Passing the VALID Act would add FDA oversight to existing Centers for Medicare & Medicaid Services (CMS) oversight of laboratory developed tests (LDTs)—essential tests developed by individual clinical labs to fill gaps in testing where no commercially available FDA-approved test is available. 

Adding this additional oversight would create an expensive and potentially contradictory regulatory environment that would prevent many clinical labs from developing and using lab developed tests, affecting patient care, including genetic testing for newborns or pre-surgery tests for cancer patients, wrote the AACC in a recent press release.

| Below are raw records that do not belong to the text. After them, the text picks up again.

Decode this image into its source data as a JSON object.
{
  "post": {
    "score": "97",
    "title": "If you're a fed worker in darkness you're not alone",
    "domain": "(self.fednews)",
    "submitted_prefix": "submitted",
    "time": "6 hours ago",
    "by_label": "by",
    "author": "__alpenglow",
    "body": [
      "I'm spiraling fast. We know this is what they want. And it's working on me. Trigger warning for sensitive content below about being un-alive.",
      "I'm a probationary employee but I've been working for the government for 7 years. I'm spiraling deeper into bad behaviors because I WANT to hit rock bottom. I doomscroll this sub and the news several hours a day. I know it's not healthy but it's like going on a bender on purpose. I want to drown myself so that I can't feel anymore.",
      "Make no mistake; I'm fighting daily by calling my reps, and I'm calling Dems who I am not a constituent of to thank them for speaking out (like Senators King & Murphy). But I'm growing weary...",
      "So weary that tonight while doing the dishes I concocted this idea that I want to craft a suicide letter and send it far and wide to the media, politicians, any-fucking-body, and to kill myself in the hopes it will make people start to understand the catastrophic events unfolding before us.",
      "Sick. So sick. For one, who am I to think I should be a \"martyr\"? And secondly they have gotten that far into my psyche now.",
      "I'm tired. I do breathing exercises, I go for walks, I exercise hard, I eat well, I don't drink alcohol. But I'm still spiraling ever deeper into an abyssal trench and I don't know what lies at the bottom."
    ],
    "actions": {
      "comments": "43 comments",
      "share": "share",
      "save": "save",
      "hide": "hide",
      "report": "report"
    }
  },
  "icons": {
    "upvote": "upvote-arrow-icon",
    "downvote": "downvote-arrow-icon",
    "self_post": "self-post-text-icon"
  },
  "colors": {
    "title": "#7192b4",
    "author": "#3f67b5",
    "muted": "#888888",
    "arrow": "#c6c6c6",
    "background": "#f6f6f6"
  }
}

In May, The Pew Charitable Trusts, National Center for Health Research, and Living Beyond Breast Cancer, among others, also sent a letter to Congress outlining “serious concerns about the current version of the legislation.”

The American Medical Association and the American Hospital Association have also both expressed concerns on the issue of laboratory developed test regulation.

According to AACC, passing the VALID Act would overwhelm the FDA, which does not currently have the resources to meet the demand of more than 132,000 annual submissions from more than 11,000 clinical laboratories in the US.

“The fact that all of these different organizations have issues with the VALID Act underscores that it is a deeply problematic piece of legislation that would cause significant patient harm,” wrote AACC. “We strongly advocate for the removal of VALID from the FDASLA Act so that Congress can assess VALID’s potential impact on patient care and correct its serious flaws.”